Les visages sont plus ou moins connus, le lecteur découvre quelques fortes personnalités qui, s’ils n’ont pas marqué leur nom au palmarès du Tour gagnent à être connus. Racontée sur une ou deux planches, les histoires racontées économisent les mots pour laisser les coudées franches et le braquet solide au duo italien qui officie à mettre des images sur ces petites épopées de la grande histoire de la Grande Boucle. Et avec Thomas Liera et Sergio Gerasi, le casting est de choix! Le premier, enseignant à la Haute-École Albert Jacquard à Namur, est issu de l’école Disney tandis que le deuxième a déjà fait de belles preuves dans l’univers du comics italien (Dylan Dog entre autres). Et l’alchimie fonctionne à merveille.
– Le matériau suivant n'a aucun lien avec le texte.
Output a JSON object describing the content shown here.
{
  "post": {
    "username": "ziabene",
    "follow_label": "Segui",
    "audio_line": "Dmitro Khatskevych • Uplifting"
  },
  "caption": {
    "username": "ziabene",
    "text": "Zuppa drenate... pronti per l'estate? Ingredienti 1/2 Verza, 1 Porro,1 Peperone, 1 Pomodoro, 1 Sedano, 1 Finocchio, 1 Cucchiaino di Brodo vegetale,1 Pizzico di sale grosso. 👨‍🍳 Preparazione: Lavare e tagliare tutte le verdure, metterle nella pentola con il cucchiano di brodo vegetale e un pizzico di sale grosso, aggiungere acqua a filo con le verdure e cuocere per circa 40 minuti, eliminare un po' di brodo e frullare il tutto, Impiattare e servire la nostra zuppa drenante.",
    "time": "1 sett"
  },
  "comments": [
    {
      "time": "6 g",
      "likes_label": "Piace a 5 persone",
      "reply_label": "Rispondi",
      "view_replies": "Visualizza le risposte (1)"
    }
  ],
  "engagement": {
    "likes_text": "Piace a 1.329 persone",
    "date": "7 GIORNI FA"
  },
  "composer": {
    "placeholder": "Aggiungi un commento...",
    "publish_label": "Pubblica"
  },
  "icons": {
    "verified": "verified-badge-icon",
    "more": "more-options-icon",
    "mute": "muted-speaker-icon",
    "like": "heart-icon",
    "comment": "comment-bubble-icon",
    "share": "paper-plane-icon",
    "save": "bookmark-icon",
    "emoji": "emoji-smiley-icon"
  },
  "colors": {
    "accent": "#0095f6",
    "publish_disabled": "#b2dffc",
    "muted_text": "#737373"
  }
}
Le trait est dynamique, la cadence est soutenue, et au fil des pages, les coureurs s’animent pour s’échapper des cases et des bulles pour trotter un moment dans notre esprit. D’une belle richesse de mise en pages et de cadrages, les dessinateurs rendent un bel hommage au petit monde du tour sans oublier de souligner la puissance de la montagne, la difficulté des pavés, le bonheur de la campagne et la délivrance une fois venue l’heure de se frotter à la plus belle avenue du monde. Les couleurs de Karel D’Huyvetter et Patricia Van Espen parachèvent ce bel ouvrage qui rafraîchit la mémoire, ne joue jamais à l’accordéon et fait la course en tête des ouvrages « officiels » qui ont vraiment quelque chose à raconter. De quoi allumer la mèche et lancer une nouvelle série? Ce n’est pas un pétard mouillé en tout cas!